J'en attendais pas grand chose. Je l'ai vu à l'arrache au réveil, il était proposé par un débutant dans une édition échange du FFSC. Et pourtant, j'ai vécu une expérience extraordinairement forte. Une ode, un plaidoyer pour l'éducation, l'émancipation, et un somptueux voyage politique et pédagogique dans une France de 1920 en quête de modernité.
Le vif du sujet : la crédibilité au coeur de tout
Le scénario est parfaitement écrit, c'est simple, mais terriblement efficace. Il est au service d'une galerie de personnages bigarrés qui respirent tous ce pays profond de l'entre deux guerres. Du maire de Salèzes, caricatural joueur de Pétanque, à l'aristocrate technophile De Saint-Saviol en passant par l'antiquaire escroc réactionnaire notoire ou l'étonnant coiffeur progressiste M. Pourpre et les élèves touchants et bien joués, ils sont tous délicieux et parfaitement intégrés. C'est un immense plaisir de les suivre dans ce village provençal surement caricatural, chantant et et un brin désuet, mais diablement crédible !
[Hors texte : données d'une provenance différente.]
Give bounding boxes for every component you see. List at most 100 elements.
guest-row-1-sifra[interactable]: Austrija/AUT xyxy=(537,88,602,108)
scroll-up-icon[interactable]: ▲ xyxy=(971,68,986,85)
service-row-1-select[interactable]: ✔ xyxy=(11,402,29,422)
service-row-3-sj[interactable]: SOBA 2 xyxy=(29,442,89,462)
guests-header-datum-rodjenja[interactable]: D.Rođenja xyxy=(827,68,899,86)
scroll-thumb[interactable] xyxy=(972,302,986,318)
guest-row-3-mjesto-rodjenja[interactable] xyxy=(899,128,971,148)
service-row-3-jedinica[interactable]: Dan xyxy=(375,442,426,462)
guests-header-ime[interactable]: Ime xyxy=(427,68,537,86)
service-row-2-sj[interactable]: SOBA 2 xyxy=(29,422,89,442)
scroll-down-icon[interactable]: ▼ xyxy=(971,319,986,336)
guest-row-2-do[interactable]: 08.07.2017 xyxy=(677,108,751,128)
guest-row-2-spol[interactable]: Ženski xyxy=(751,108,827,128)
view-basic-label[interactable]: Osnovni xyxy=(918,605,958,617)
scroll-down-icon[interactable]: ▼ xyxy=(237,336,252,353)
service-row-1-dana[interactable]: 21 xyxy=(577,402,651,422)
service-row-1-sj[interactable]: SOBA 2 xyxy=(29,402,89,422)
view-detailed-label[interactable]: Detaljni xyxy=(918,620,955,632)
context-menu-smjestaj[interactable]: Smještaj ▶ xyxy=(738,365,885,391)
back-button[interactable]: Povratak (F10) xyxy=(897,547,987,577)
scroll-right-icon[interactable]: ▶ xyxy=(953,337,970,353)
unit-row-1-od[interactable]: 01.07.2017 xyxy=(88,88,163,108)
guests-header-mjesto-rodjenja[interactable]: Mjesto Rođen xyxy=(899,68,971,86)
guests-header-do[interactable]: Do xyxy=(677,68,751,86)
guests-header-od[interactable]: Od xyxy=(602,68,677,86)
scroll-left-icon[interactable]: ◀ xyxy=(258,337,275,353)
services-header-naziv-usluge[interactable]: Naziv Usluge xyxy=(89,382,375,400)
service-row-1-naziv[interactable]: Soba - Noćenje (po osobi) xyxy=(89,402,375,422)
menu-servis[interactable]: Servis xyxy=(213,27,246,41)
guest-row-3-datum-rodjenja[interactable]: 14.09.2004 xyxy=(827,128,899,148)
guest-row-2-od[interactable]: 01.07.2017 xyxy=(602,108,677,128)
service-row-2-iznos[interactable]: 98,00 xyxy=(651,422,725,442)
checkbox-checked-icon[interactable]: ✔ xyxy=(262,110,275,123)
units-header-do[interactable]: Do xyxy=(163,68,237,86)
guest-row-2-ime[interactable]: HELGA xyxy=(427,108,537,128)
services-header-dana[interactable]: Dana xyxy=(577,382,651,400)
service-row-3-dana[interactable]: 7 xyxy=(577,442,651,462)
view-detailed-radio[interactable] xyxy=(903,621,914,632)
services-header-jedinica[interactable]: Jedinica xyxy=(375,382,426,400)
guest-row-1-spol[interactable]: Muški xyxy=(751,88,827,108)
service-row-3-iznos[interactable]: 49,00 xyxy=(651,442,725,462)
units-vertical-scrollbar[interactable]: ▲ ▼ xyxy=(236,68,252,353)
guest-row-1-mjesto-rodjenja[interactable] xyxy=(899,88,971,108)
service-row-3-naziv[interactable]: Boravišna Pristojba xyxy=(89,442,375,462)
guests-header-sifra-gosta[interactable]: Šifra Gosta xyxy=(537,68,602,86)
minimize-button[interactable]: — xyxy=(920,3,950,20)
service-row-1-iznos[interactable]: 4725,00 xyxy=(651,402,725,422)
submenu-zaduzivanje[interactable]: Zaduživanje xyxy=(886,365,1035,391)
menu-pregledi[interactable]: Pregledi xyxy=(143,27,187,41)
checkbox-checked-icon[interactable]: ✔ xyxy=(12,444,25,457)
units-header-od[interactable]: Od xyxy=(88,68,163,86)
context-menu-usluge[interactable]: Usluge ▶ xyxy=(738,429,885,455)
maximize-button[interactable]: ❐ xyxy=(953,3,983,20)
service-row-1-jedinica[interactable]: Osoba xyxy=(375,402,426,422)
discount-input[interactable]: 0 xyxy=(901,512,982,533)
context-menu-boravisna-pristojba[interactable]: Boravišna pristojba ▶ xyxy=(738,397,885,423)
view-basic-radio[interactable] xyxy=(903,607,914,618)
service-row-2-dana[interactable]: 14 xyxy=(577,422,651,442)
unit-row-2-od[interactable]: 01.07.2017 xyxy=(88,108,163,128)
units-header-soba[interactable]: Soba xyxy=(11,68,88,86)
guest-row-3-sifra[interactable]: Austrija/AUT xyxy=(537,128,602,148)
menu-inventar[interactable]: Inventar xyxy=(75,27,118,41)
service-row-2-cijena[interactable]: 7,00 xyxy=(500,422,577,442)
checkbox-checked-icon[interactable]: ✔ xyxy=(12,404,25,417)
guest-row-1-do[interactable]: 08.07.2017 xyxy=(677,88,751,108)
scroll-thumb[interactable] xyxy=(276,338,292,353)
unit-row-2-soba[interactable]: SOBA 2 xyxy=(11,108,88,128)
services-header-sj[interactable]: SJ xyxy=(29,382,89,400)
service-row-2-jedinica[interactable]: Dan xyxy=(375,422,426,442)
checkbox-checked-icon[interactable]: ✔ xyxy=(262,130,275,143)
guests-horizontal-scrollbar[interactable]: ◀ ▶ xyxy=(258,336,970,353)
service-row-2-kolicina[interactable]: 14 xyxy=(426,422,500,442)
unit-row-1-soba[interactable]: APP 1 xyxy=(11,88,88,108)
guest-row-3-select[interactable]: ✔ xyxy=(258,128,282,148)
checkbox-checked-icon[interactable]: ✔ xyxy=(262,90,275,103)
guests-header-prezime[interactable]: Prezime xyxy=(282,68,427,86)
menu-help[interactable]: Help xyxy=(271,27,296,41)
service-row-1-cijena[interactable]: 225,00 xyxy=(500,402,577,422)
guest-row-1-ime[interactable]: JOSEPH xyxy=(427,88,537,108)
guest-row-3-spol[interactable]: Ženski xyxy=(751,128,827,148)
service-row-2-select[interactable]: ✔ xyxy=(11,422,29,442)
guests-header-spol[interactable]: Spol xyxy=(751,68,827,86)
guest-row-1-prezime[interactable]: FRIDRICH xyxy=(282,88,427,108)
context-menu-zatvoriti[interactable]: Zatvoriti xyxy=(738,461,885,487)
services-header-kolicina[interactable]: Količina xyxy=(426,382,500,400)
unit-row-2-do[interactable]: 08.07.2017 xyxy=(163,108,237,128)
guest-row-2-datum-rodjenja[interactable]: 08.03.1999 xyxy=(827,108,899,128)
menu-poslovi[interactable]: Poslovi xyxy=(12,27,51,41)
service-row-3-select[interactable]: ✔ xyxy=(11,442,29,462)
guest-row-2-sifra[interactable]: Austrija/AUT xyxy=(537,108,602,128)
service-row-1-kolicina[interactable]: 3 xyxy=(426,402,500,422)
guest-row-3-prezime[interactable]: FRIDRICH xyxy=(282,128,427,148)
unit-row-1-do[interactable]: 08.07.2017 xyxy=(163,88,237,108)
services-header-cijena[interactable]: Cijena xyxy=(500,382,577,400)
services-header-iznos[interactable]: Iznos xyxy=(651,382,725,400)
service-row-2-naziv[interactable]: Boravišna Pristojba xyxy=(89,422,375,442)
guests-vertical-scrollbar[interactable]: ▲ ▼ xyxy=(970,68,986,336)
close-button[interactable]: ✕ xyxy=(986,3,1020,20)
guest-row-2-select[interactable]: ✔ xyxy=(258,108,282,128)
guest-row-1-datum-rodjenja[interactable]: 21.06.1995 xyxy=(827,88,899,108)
Chacun d'entre eux s'inscrit dans cette période ambivalente, entre tradition et nouveauté. Les plus conservateurs s'opposent aux méthodes modernes de cet enseignant normalien interprété par un Blier magistral. Il remplace, dans un village de Provence, un vieux maître obsédé par la discipline et les châtiments corporels qui n'obtient pas de résultat très probants avec ses élèves. Armé de la méthode Freinet, il transforme tout, motive les élèves, et chamboule la vie du village.
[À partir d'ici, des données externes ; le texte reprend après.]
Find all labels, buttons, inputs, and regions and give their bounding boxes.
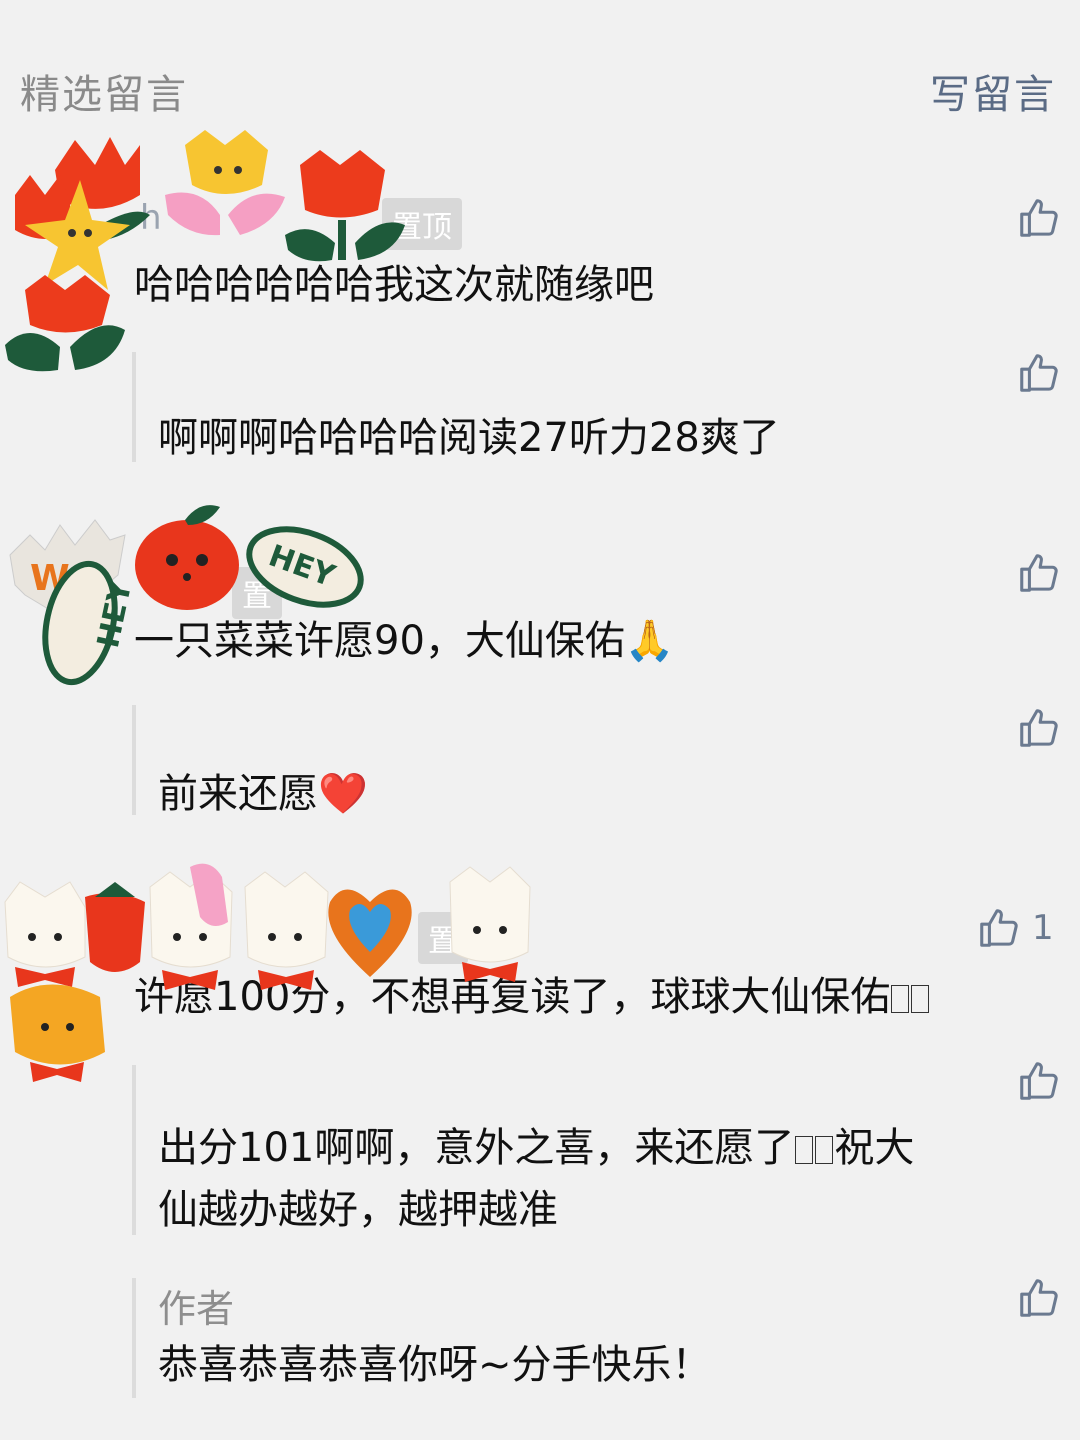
author-label: 作者 [158, 1287, 235, 1331]
missing-emoji-glyph [891, 985, 910, 1013]
thumbs-up-icon [1020, 199, 1058, 237]
missing-emoji-glyph [795, 1136, 814, 1164]
like-button[interactable] [1016, 550, 1062, 596]
hey-oval-sticker: HEY [246, 526, 364, 608]
like-count: 1 [1032, 908, 1054, 948]
orange-puppy-sticker [10, 984, 105, 1082]
like-button[interactable] [1016, 1275, 1062, 1321]
author-reply-block: 作者 恭喜恭喜恭喜你呀~分手快乐！ [132, 1278, 1016, 1398]
yellow-tulip-sticker [165, 130, 285, 236]
like-button[interactable] [1016, 1058, 1062, 1104]
reply-text-end: 祝大 [834, 1125, 915, 1171]
thumbs-up-icon [1020, 1062, 1058, 1100]
hey-stickers: W HEY HEY [9, 505, 364, 686]
reply-text-line-1: 出分101啊啊，意外之喜，来还愿了 祝大 [158, 1117, 914, 1179]
author-reply-text: 恭喜恭喜恭喜你呀~分手快乐！ [158, 1342, 712, 1388]
thumbs-up-icon [980, 909, 1018, 947]
like-button[interactable]: 1 [976, 905, 1054, 951]
featured-comments-title: 精选留言 [20, 72, 188, 118]
reply-block: 前来还愿❤️ [132, 705, 1016, 817]
like-button[interactable] [1016, 705, 1062, 751]
missing-emoji-glyph [815, 1136, 834, 1164]
missing-emoji-glyph [911, 985, 930, 1013]
reply-text: 啊啊啊哈哈哈哈阅读27听力28爽了 [158, 415, 780, 461]
comments-page: 精选留言 写留言 h 置顶 哈哈哈哈哈哈我这次就随缘吧 啊啊啊哈哈哈哈阅读27听… [0, 0, 1080, 1440]
puppy-sticker [4, 881, 86, 987]
puppy-stickers [4, 863, 531, 1082]
puppy-sticker [244, 871, 329, 990]
thumbs-up-icon [1020, 709, 1058, 747]
red-tulip-sticker [285, 150, 405, 262]
like-button[interactable] [1016, 195, 1062, 241]
write-comment-button[interactable]: 写留言 [930, 62, 1056, 120]
comments-header: 精选留言 写留言 [0, 0, 1080, 130]
strawberry-sticker [85, 882, 145, 972]
reply-text-line-2: 仙越办越好，越押越准 [158, 1187, 558, 1233]
tulip-stickers [5, 130, 405, 372]
like-button[interactable] [1016, 350, 1062, 396]
bottom-tulip-sticker [5, 275, 125, 372]
reply-text: 前来还愿❤️ [158, 771, 368, 817]
apple-sticker [135, 505, 239, 610]
thumbs-up-icon [1020, 554, 1058, 592]
thumbs-up-icon [1020, 354, 1058, 392]
puppy-sticker [449, 866, 531, 982]
reply-text-start: 出分101啊啊，意外之喜，来还愿了 [158, 1125, 795, 1171]
thumbs-up-icon [1020, 1279, 1058, 1317]
heart-sticker [328, 889, 412, 977]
Techniquement, c'est très réussi aussi, la musique souligne parfaitement le feeling du film, c'est enjoué, dynamique, très agréable a suivre. Le rythme est parfaitement calé, souvent rapide et vif, mais néanmoins posé il est le parfait vecteur des émotions que le réalisateur souhaite transmettre. Il souligne merveilleusement les différentes ambiances, parfois drôles, parfois dures, et souvent inspirantes.
Quelle dernière partie !
Le troisième acte du film avec cette fronde contre M. Pascal est une autre des grandes réussites du film. La tension autour du certificat d'études d'Albert est extrêmement bien mise en scène, le retournement progressif de la classes des filles aussi. La plaidoirie autour des droits humains, qui se comprend d'autant plus lorsque l'on place le film dans son époque, est excellente. Les lignes de fractures qui parcourent le village autour du sort de leur enseignant participent elles aussi, a la très réussie dramaturgie de ce final. Que dire enfin de cette chanson qui conclut une touche romantique bienvenue qui ancre le film, encore un peu plus, dans une réalité émotionnelle palpable !
Aussi le message sur l'émancipation par l'apprentissage me touche beaucoup et la méthode Freinet fait partie des préceptes qui m'inspirent. Je crois en tout ce que j'ai vu ce matin, c'est un très très bon film, intelligent, et qui porte un discours profondément politique. J'irais même plus loin, je pense que c'est l'un de mes films préférés parmis ceux que j'ai vu ces 3-4 dernières années.